Hey there, hope everyone had a great Halloween. The name's valcliff, and I'm....well I don't THINK I'm depressed, but I'm really having trouble coping with a lot of the world's crap, these days.
Being 31 is a really lousy age to be, it's probably cause I didn't finish college, lol. I left Texas (spent most of my life there) and came all the way up to Fort Wayne, Indiana, just to take the long-distance part out of the equation for a girl I was dating. 'Was', being the tentative word here, since just a few months later I broke things off with her. I just didn't get the impression she cared about me anymore - wasn't even sure if I ever really mattered to her at all. Even when I got here, I still had several months of her finishing clinicals and such in grad school before she had any free time outside of weekend afternoons. But even before the trip up here, I somehow started having nagging doubts about her feelings for me, which I already am kicking myself over for not paying more heed to. It must have been obvious as headlights in a window for anyone else that knew anything about our relationship. I don't know, perhaps I just thought the move might breathe some life (back?) into the relationship, but the truth is that all I managed to do was arrive and see it floating face-down in the water. She'd grown so accustomed to feigning that graduate school just couldn't allow her to feel anything serious for me (we'd been dating stead for about 2 and a half years, up until the breakup), that she just couldn't help but fabricate new walls to avoid anything intimate. It should also be noted that, through the months preceding the move, I'd offered her an easy and guilt-free out from this relationship if she just didn't feel anything for me anymore on numerous occasions, and she declined the offer every time.
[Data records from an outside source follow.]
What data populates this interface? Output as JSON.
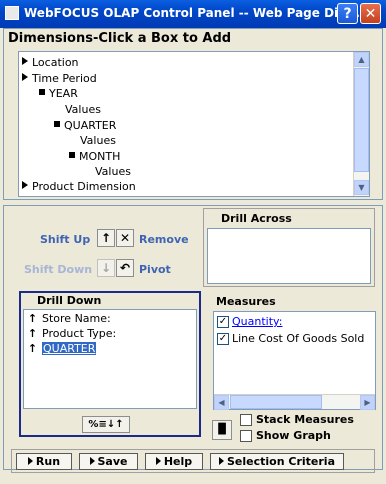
{
  "window": {
    "title": "WebFOCUS OLAP Control Panel -- Web Page Dia...",
    "help_label": "?",
    "close_label": "✕"
  },
  "dimensions": {
    "header": "Dimensions-Click a Box to Add",
    "tree": [
      {
        "label": "Location",
        "kind": "expand"
      },
      {
        "label": "Time Period",
        "kind": "expand"
      },
      {
        "label": "YEAR",
        "kind": "node"
      },
      {
        "label": "Values",
        "kind": "leaf"
      },
      {
        "label": "QUARTER",
        "kind": "node"
      },
      {
        "label": "Values",
        "kind": "leaf"
      },
      {
        "label": "MONTH",
        "kind": "node"
      },
      {
        "label": "Values",
        "kind": "leaf"
      },
      {
        "label": "Product Dimension",
        "kind": "expand"
      }
    ]
  },
  "controls": {
    "shift_up": "Shift Up",
    "remove": "Remove",
    "shift_down": "Shift Down",
    "pivot": "Pivot",
    "up_glyph": "↑",
    "remove_glyph": "✕",
    "down_glyph": "↓",
    "pivot_glyph": "↶"
  },
  "drill_across": {
    "header": "Drill Across"
  },
  "drill_down": {
    "header": "Drill Down",
    "items": [
      "Store Name:",
      "Product Type:",
      "QUARTER"
    ],
    "sort_label": "%≡↓↑"
  },
  "measures": {
    "header": "Measures",
    "items": [
      {
        "label": "Quantity:",
        "checked": true
      },
      {
        "label": "Line Cost Of Goods Sold",
        "checked": true
      }
    ],
    "stack_label": "Stack Measures",
    "graph_label": "Show Graph"
  },
  "buttons": {
    "run": "Run",
    "save": "Save",
    "help": "Help",
    "selection": "Selection Criteria"
  },
  "colors": {
    "titlebar": "#0046c8",
    "selection": "#3169c6",
    "link": "#0000ff",
    "panel_border": "#7f9db9"
  }
}
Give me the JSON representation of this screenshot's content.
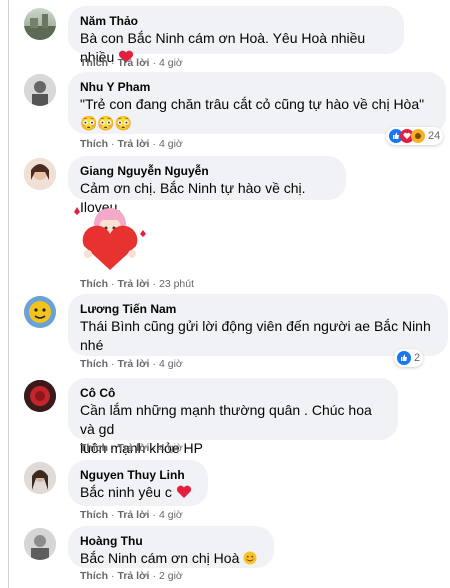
{
  "actions": {
    "like": "Thích",
    "reply": "Trả lời",
    "sep": "·"
  },
  "comments": [
    {
      "author": "Năm Thảo",
      "text": "Bà con Bắc Ninh cám ơn Hoà. Yêu Hoà nhiều nhiều",
      "time": "4 giờ",
      "emoji": "heart-emoji"
    },
    {
      "author": "Nhu Y Pham",
      "text": "\"Trẻ con đang chăn trâu cắt cỏ cũng tự hào về chị Hòa\"",
      "emoji_line": "😳😳😳",
      "time": "4 giờ",
      "reaction_count": "24"
    },
    {
      "author": "Giang Nguyễn Nguyễn",
      "text": "Cảm ơn chị. Bắc Ninh tự hào về chị. Iloveu.",
      "time": "23 phút",
      "sticker": "girl-heart-sticker"
    },
    {
      "author": "Lương Tiến Nam",
      "text_lines": [
        "Thái Bình cũng gửi lời động viên đến người ae Bắc Ninh",
        "nhé"
      ],
      "time": "4 giờ",
      "reaction_count": "2"
    },
    {
      "author": "Cô Cô",
      "text_lines": [
        "Cần lắm những mạnh thường quân . Chúc hoa và gd",
        "luôn mạnh khỏe HP"
      ],
      "time": "4 giờ"
    },
    {
      "author": "Nguyen Thuy Linh",
      "text": "Bắc ninh yêu c",
      "time": "4 giờ",
      "emoji": "heart-emoji"
    },
    {
      "author": "Hoàng Thu",
      "text": "Bắc Ninh cám ơn chị Hoà",
      "time": "2 giờ",
      "emoji": "smile-emoji"
    }
  ],
  "colors": {
    "bubble": "#f0f2f5",
    "meta": "#65676b",
    "like_blue": "#1877f2",
    "heart_red": "#e41e3f",
    "haha_yellow": "#f7b125"
  }
}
I mentioned earlier that it sucks being in my age group and having not finished college. I don't have any old friends to really fall back on. Oh, I got Steam and whatnot to keep in touch with gamer bros, but that still hardly glosses over all the friends I had in high school. They've all gone off, done their own thing, and started new lives all over the country. I left my family behind (and a few good friends from work and Magic tourneys) for a stupid pipedream. Granted, my anxiety with my job was at an all-time high (had been a janitor in a grocery store for about 7 years), so I was ready to fly the coop either way. My first pick would have been Colorado, since then I could be in driving distance of the Stanley, lol. But I chose Indiana, only to have my girlfriend decide she only saw me as a friend a few months too late.
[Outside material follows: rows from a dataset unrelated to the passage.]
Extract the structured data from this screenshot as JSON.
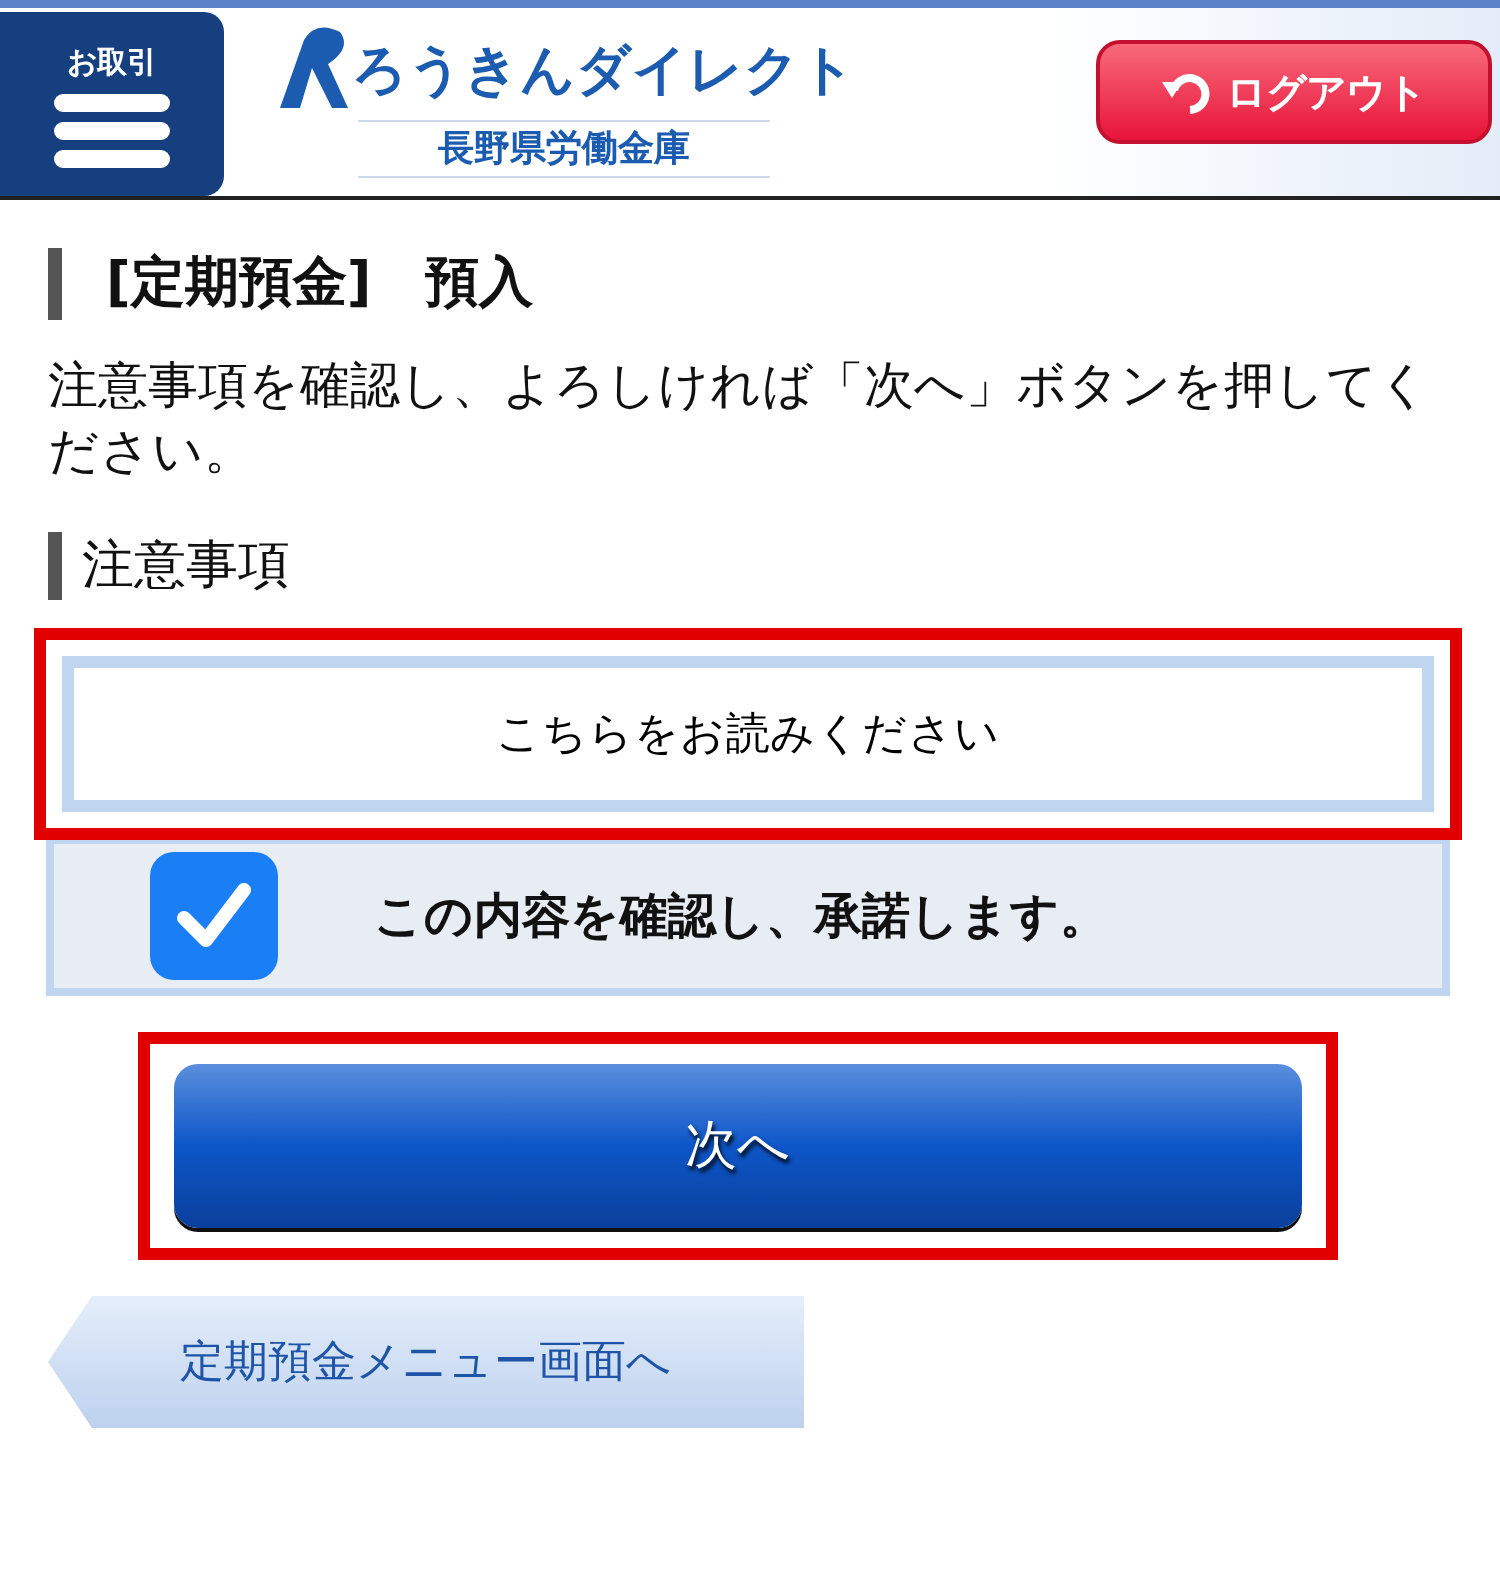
{
  "header": {
    "menu_label": "お取引",
    "brand": "ろうきんダイレクト",
    "bank": "長野県労働金庫",
    "logout": "ログアウト"
  },
  "page_title": "[定期預金]　預入",
  "instruction": "注意事項を確認し、よろしければ「次へ」ボタンを押してください。",
  "section_title": "注意事項",
  "notice_button": {
    "label": "こちらをお読みください",
    "highlighted": true
  },
  "agreement": {
    "label": "この内容を確認し、承諾します。",
    "checked": true
  },
  "next_button": {
    "label": "次へ",
    "highlighted": true
  },
  "back_button": {
    "label": "定期預金メニュー画面へ"
  }
}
Frustration doesn't even begin to describe everything bubbling inside me right now. So I'm now working a warehouse gig, only JUST BARELY able to scrape expenses (have recently had to adjust from getting paid weekly to biweekly - it has not been an enjoyable process), and I'm in a city where I don't know ANYONE. So, I guess I'm a little too world-weary to freak out about the hopelessness of the situation, but it'd sure be nice if I could make some actual friends to talk to soon. Uber bonus if anyone here's actually in the Allen county area, but knowing how generous the world's been with my luck as of late, I'm not holding my breath. To clarify, no, I don't suffer clinical depression (as in, feeling low enough to want to die even when everything is going completely perfect in my life). My depression definitely has a cause and effect going on. I'm not in any danger of myself, I just really want to make new friends and maybe take the edge off a really unfair situation.